Transactions that don’t conflict can be committed in different blocks and safely processed in parallel. A block-based DAG in which each block can have multiple parents captures the concurrent processing of blocks. The metadata overhead of tracking causality is reduced by noting that UTXO dependencies are transitive, so we only need to track causality between blocks, not individual transactions within blocks.

Low latency transactions

For clients with frequent latency-sensitive low-value transactions, OmniLedger supports an optional “trust but verify” model. Optimistic validators process transaction quickly, and core validators subsequently verify the transactions again to provide finality and ensure verifiability.

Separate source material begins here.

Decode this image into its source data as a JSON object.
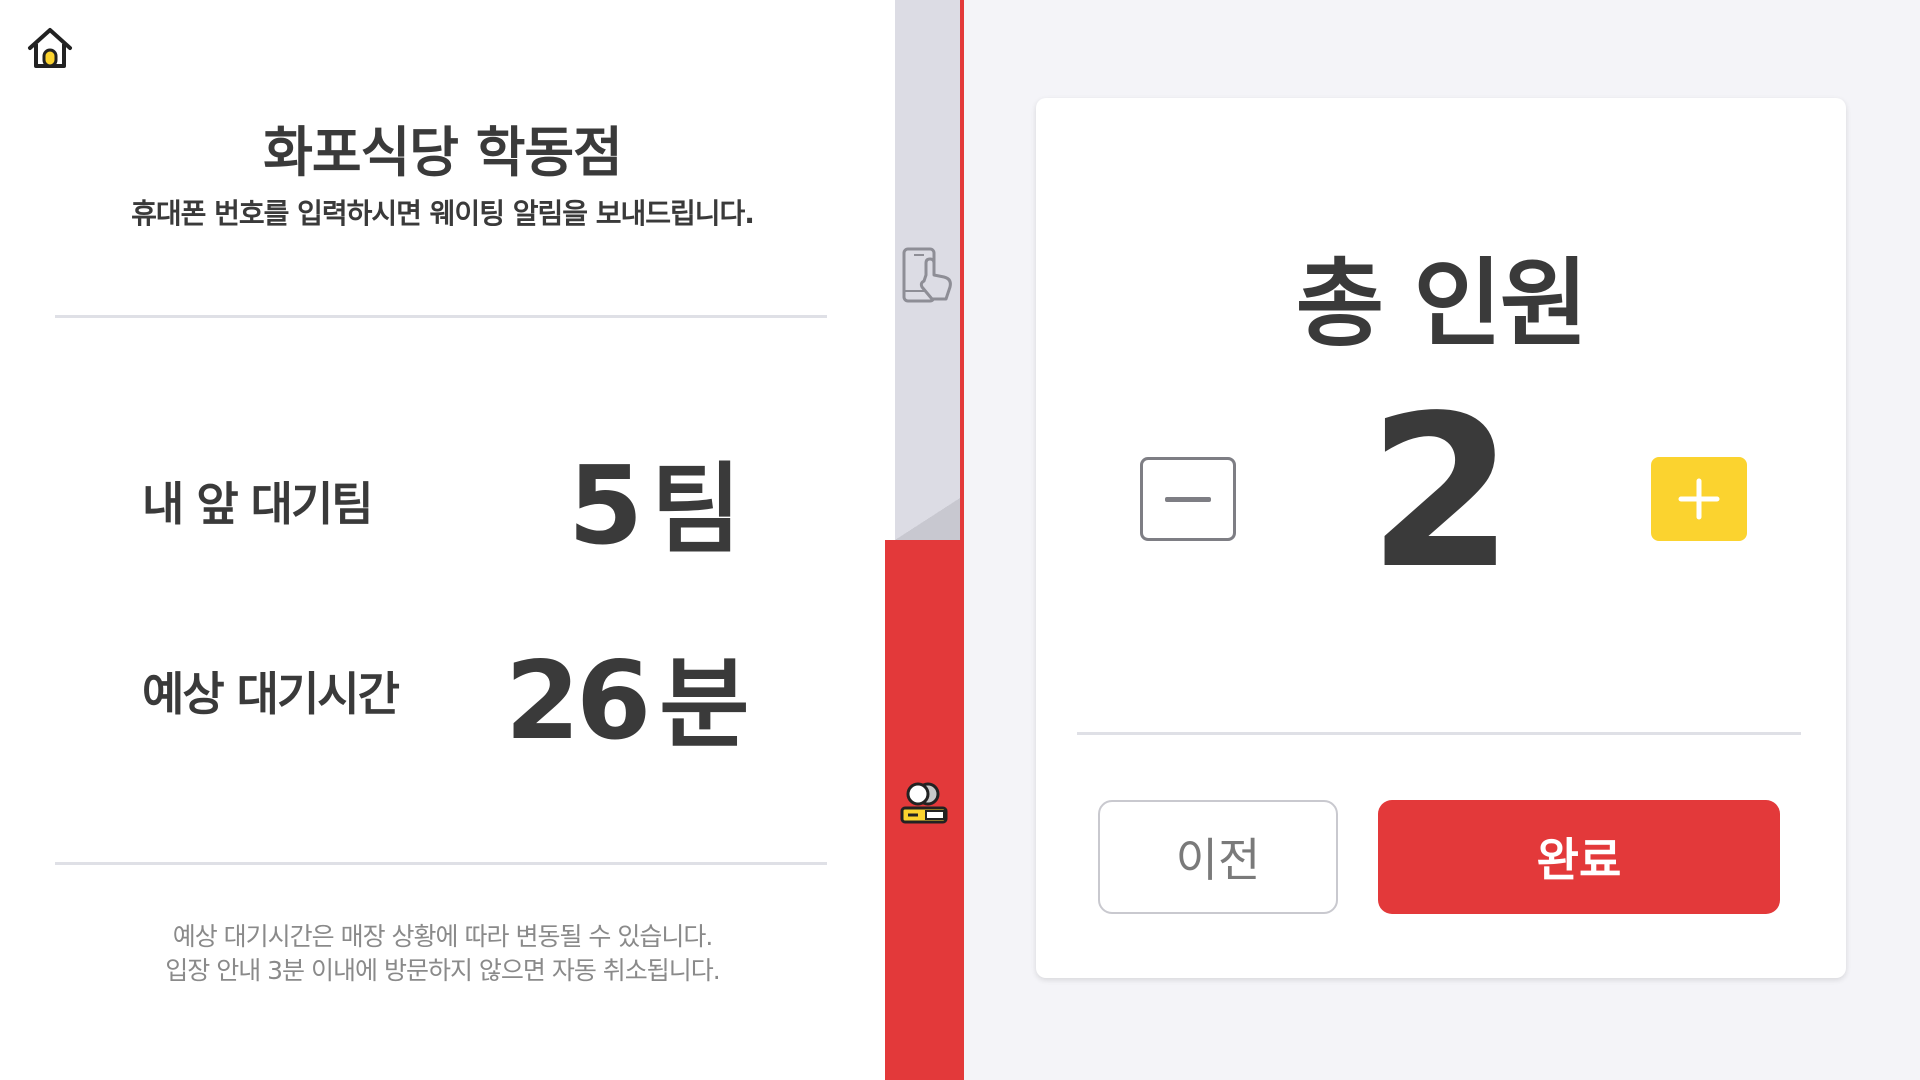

As a result, some bad transactions might be committed but ultimately core validators verify all provisional commitments, detecting any inconsistencies and their culprits, which makes it possible to punish rogue validators and to compensate the defrauded customer for the damages.

Ledger pruning

Bitcoin’s blockchain grows by about 144MB per day, but next-generation systems with Visa-level throughput (e.g., 4000 tps, and 500 B/tx) can produce over 150GB per day. This is a problem if a new validator needs to download and process the entire ledger in order to bootstrap. So OmniLedger introduces stable checkpoint state blocks. At the end of an epoch, the shard’s leader stores the UTXOs in an ordered Merkle tree, and puts the Merkle tree’s root hash in the header of a state block. Validators run consensus on this block, and if approved it becomes the genesis block for the next epoch.

OmniLedger and Chainspace

Our approach is synergistic to Chainspace as we focus on an open scalable UTXO style DL (distributed ledger), whereas Chainspace focuses on sharded smart-contracts and small-scale shards that can be deployed only under weak adversaries (e.g., in a permissioned setting). As a result, combining OmniLedger and Chainspace has great potential to create an open, scalable, smart-contract platform that provides scalability and security under strong adversaries.